Devo muito ao meu amigo Tiago por ter insistido, pois eu nunca me achei uma pessoa selecionável para este tipo de realidades.
Como decorreu o processo de selecção nacional, para apuramento dos participantes e suplentes?
Opá foi muito engraçado, pois foi tudo muito espontâneo. O Tiago um dia liga-me a dizer que alguém da organização do Camel Trophy lhe tinha ligado e que lhe tinha feito uma entrevista ao telefone.
Haviam uma série de questões que lhe foram colocadas, como por exemplo, o nível de inglês, o nosso espirito aventureiro, mecânica de automóveis, personalidade, valores inerentes ao Camel Trophy, etc. Ora, sabendo de antemão as perguntas, ainda tive um bocadinho de tempo para me preparar, na esperança de também eu receber o tal telefonema.
Umas boas horas mais tarde tocou o telefone, e podem imaginar a minha alegria quando percebi de onde era. Portanto este seria a primeira etapa no processo de seleção.
Após esta abordagem, chamaram-me para integrar o grupo de selecionados para as provas físicas na Lousã. Sempre fiz muito desporto e estava muito à vontade neste tema. Já não posso dizer o mesmo em relação à mecânica automóvel (risos).
Outras provas, como as de liderança, eram muito giras. Consistiam em desafios organizacionais. Aí estava mesmo em território desconhecido, mas confiei sempre muito na minha capacidade de improviso e até correu bem.
Para as provas da Lousã fiz umas preparações específicas. Passei a fazer um treino intensivo de corrida e de bicicleta para ganhar ainda mais capacidade física e atlética a um nível competitivo.
Comecei a olhar para o Camel Trophy como um desafio onde tinha que estar ao meu mais alto nível. Passei igualmente a tratar de colmatar as minhas principais lacunas e uma delas era mesmo a mecânica automóvel.
Falei com alguns amigos que me indicaram um concessionário da Land Rover, a JOL, que tinha oficinas próprias e aos quais apresentei o desafio a que estava sujeito, explicando-lhes todo o processo em que estava envolvido. A minha proposta foi oferecer-me como assistente de mecânico, onde todas as manhãs dirigia-me às oficinas, onde em troca da minha disponibilidade, ensinavam-me as técnicas mecânicas que eu desconhecia. Pareceu-me na altura uma troca justa. Mão-de-obra em troca de conhecimento.
Na Lousã consegui passar em todas as provas a que fui sujeito, e isso trouxe-me muita alegria e satisfação. Nessa altura achei mesmo que podia ser selecionado.
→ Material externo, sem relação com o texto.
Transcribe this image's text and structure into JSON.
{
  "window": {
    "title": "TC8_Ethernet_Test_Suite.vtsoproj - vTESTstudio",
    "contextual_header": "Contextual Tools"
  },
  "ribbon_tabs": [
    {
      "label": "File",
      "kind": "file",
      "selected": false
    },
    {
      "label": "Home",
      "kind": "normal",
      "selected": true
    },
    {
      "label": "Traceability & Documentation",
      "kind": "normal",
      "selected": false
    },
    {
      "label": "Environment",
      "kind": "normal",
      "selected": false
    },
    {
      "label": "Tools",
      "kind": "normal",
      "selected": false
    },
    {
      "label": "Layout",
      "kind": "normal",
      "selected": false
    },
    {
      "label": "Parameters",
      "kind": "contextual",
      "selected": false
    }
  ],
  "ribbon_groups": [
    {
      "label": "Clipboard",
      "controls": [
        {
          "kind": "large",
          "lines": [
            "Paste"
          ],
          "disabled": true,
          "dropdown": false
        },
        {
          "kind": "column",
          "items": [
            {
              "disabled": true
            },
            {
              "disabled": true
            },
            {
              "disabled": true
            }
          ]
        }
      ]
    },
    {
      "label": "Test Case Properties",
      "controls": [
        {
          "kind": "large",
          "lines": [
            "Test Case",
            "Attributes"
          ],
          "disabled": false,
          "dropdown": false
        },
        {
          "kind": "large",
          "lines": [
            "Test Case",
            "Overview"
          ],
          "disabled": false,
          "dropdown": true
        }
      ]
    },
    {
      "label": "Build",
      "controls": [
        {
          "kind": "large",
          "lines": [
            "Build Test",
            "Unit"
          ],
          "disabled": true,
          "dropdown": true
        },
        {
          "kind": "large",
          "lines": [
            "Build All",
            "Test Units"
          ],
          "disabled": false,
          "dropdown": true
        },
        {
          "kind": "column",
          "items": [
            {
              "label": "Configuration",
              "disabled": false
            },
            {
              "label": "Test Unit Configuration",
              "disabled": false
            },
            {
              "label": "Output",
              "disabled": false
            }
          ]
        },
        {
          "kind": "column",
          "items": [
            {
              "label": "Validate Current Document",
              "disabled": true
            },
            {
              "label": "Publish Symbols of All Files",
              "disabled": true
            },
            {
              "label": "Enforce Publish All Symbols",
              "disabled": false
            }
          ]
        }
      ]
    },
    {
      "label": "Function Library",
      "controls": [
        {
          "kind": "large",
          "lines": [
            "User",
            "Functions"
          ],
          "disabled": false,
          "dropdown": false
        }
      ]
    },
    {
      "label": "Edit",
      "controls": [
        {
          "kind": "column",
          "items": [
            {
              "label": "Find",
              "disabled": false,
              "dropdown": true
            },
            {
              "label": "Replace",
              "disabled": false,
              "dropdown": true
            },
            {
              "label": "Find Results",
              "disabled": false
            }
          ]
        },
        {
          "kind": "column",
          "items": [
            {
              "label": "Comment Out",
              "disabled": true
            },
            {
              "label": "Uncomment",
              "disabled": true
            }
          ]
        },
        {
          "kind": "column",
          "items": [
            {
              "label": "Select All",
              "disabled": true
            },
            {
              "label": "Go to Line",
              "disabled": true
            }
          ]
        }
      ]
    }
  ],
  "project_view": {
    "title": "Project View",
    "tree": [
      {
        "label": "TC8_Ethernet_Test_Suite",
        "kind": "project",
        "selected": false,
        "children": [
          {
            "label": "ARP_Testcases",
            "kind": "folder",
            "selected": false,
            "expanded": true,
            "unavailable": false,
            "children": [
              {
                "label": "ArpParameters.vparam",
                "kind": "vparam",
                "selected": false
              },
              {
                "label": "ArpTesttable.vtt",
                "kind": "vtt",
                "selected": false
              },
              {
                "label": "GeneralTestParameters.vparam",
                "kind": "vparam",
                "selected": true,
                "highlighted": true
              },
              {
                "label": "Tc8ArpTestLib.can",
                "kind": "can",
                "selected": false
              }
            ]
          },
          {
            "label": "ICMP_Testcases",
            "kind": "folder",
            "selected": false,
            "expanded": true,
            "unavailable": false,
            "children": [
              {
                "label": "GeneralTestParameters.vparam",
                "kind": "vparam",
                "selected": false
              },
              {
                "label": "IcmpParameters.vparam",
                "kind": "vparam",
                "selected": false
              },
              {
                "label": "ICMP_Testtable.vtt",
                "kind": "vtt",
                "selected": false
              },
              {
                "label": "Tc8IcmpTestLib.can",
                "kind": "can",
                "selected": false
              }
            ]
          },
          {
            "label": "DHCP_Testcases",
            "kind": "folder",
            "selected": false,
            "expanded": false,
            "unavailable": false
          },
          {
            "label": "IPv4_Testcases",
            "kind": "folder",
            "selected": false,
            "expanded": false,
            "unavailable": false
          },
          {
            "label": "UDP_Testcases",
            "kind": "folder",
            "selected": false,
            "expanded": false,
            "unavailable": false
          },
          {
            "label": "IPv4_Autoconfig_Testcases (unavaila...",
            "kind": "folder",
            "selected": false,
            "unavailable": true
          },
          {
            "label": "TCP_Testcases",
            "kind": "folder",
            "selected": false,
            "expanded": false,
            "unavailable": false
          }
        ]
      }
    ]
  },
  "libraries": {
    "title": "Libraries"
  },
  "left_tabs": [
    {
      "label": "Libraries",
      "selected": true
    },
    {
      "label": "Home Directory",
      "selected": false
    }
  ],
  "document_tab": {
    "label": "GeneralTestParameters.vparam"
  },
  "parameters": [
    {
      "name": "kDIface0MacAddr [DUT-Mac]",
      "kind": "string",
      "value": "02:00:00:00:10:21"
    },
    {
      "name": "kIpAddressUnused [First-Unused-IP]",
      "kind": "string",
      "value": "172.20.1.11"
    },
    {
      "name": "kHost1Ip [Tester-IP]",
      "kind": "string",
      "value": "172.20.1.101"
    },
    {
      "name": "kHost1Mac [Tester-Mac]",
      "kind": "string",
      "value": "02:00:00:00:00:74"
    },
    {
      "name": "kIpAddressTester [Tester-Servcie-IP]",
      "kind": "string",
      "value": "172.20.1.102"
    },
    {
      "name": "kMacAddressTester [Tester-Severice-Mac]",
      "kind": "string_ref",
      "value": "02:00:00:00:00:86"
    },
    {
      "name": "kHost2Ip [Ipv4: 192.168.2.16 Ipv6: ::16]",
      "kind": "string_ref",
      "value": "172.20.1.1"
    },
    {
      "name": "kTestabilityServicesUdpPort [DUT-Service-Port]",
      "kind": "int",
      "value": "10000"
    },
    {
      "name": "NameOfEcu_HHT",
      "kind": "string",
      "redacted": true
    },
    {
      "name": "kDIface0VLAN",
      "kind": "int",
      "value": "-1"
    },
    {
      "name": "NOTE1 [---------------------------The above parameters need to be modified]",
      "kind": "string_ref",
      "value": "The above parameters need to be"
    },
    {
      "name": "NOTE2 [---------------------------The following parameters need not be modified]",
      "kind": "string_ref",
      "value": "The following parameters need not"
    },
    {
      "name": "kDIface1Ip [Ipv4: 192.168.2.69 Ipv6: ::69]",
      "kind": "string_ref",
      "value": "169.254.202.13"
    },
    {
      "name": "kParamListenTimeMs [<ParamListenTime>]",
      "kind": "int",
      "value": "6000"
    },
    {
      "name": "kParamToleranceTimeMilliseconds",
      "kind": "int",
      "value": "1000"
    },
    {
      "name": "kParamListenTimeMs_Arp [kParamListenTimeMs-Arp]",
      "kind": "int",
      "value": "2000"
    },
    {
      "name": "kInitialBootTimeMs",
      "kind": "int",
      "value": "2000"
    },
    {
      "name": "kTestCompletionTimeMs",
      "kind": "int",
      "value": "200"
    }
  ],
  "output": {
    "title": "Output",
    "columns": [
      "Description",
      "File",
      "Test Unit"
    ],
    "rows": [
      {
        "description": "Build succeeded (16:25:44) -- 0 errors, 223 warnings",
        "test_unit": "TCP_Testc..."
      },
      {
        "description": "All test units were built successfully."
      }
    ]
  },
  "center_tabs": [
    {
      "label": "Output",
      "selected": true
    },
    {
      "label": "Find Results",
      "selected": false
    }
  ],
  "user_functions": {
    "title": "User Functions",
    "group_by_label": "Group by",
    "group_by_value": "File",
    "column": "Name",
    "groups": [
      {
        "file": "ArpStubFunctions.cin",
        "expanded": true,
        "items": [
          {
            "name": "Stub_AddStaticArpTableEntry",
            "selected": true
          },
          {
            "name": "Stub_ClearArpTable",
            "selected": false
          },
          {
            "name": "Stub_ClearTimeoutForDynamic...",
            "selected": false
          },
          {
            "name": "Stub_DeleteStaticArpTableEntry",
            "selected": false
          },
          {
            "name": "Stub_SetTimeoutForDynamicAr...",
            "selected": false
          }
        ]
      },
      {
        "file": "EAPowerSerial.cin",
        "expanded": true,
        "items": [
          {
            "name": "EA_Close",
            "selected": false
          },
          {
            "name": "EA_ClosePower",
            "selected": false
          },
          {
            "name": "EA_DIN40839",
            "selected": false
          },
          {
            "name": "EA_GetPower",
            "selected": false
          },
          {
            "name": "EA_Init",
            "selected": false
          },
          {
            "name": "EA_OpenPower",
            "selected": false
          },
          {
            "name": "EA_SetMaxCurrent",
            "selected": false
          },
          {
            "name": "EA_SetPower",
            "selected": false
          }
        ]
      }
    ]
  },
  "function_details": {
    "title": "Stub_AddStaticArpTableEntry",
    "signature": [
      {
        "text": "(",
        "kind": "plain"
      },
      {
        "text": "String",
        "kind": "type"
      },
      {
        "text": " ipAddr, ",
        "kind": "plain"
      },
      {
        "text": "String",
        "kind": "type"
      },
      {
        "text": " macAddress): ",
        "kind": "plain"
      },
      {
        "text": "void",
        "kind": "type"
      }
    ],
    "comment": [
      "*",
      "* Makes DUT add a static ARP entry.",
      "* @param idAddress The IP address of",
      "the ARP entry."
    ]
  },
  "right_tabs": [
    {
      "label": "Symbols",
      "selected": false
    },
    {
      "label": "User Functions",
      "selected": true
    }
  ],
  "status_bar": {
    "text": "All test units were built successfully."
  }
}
Com as etapas seguintes, fui conhecendo melhor o género de provas, os meus companheiros, os meus pontos fortes e pontos fracos, e comecei fazer um trabalho muito orientado e objetivo para me tornar uma pessoa selecionável.
A minha estratégia foi bem-sucedida.
Qual foi a sua reacção (e a dos seus familiares e amigos mais próximos) quando soube que ia representar Portugal no Camel Trophy?
A reação de todos os meus amigos e familiares foi maravilhosa. Toda a gente sabia o que era o Camel Trophy. Ter alguém que lhes era próximo a participar e representar Portugal nesta aventura com tanto prestígio, era simplesmente surreal.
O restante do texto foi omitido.